Another piece was eventually captured by the gravity of Mars.
One fragment had an orbit that would eventually return it to the asteroid belt.
Two remaining pieces drew close to the planet Earth.

One of the stones impacted into the dark side of the Earth's moon, unobserved.

The remaining stony wanderer continued on towards the Earth.


Falling into our atmosphere, the meteor glowed, shedding more fragments and losing substantial mass as it melted and vaporized from the intense heat caused by friction against the protective blanket of air.


After a random journey of 200 million years, against incalculable odds, the remaining small fragment of meteor plummeted down from the sky and then slammed into my car, denting the rear fender and disabling the vehicle.


My wife then turned to me and said, "This is your fault. You are such a loser."

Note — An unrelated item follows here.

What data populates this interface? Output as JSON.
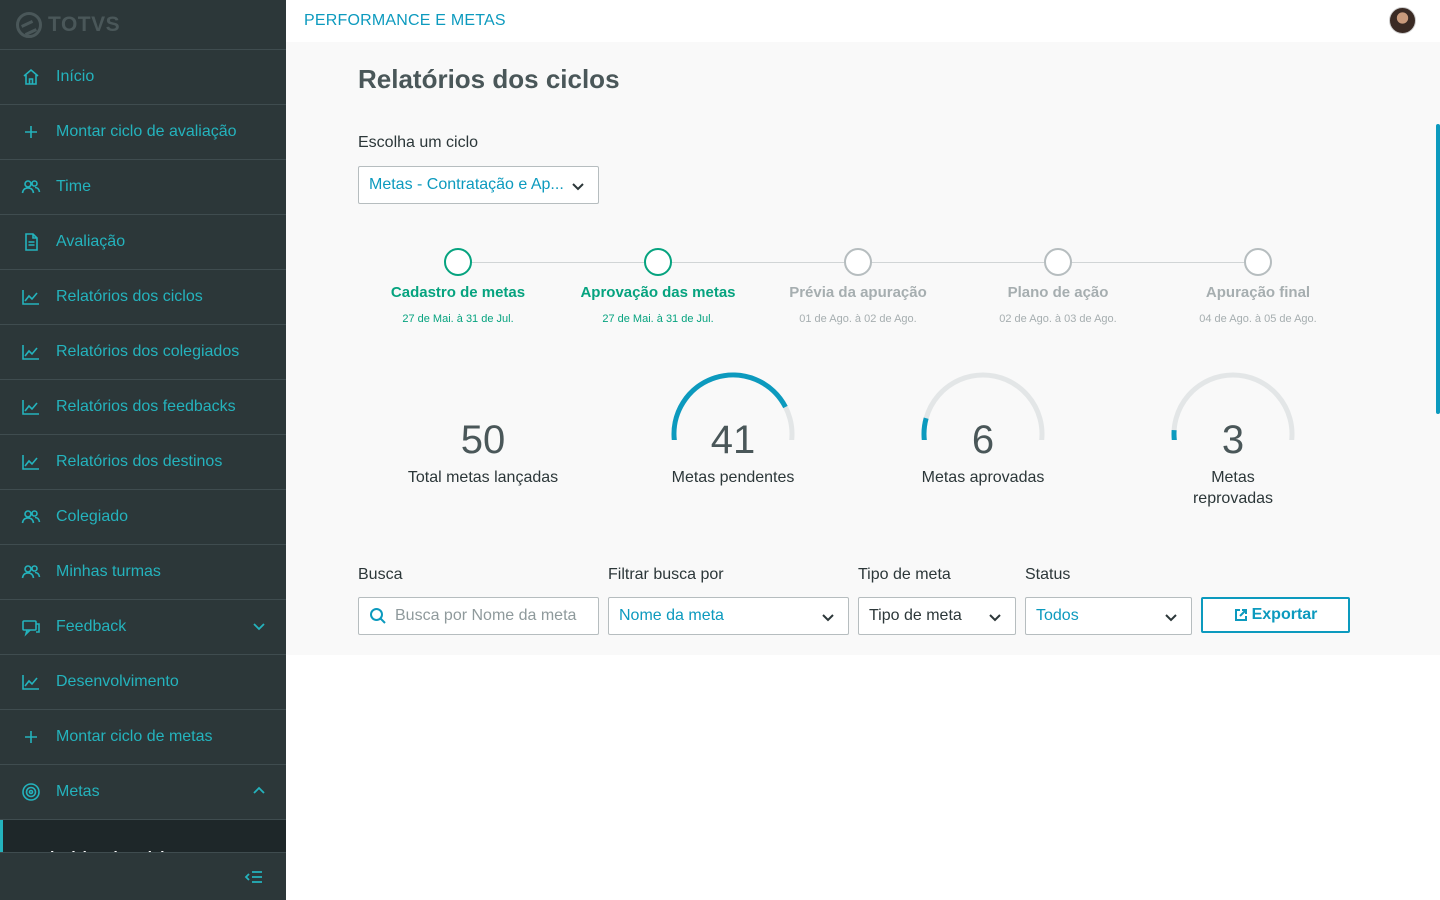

And that, my friends, is what is like to be married.

8 comments:

  1. No. Way.

    Really?!?

    ...And you think she's wrong?!?

    (I keed, I keed!)

    ReplyDelete
  2. A meteor hit your car? Is that covered by insurance?

    ReplyDelete
  3. Q: Why is a rock from the sky like a small bull?
    A: They're both a little "meatier".

    That's right. I made a pun.

    ReplyDelete
  4. John said, "A meteor hit your car? Is that covered by insurance?"

    I believe that at this moment it is covered with meteor, actually.

    ReplyDelete
  5. I dunno, that looks an awful lot like an overdone baked potato to me. Albeit one with a density of about 300 pounds per cubic inch. (Like they serve at Wendy's.)

    ReplyDelete
  6. As someone who lives in Idaho, I can assure you, sir, that *that* is no potatoe.

    (Yes. I did. Part of the joke. For we older guys.)

    ReplyDelete
  7. This is actually one of the funniest things you've ever done.

    ReplyDelete
  8. I've served potatoes. I know potatoes. Potatoes are a favorite dish of mine. And that, sir, is no potatoe.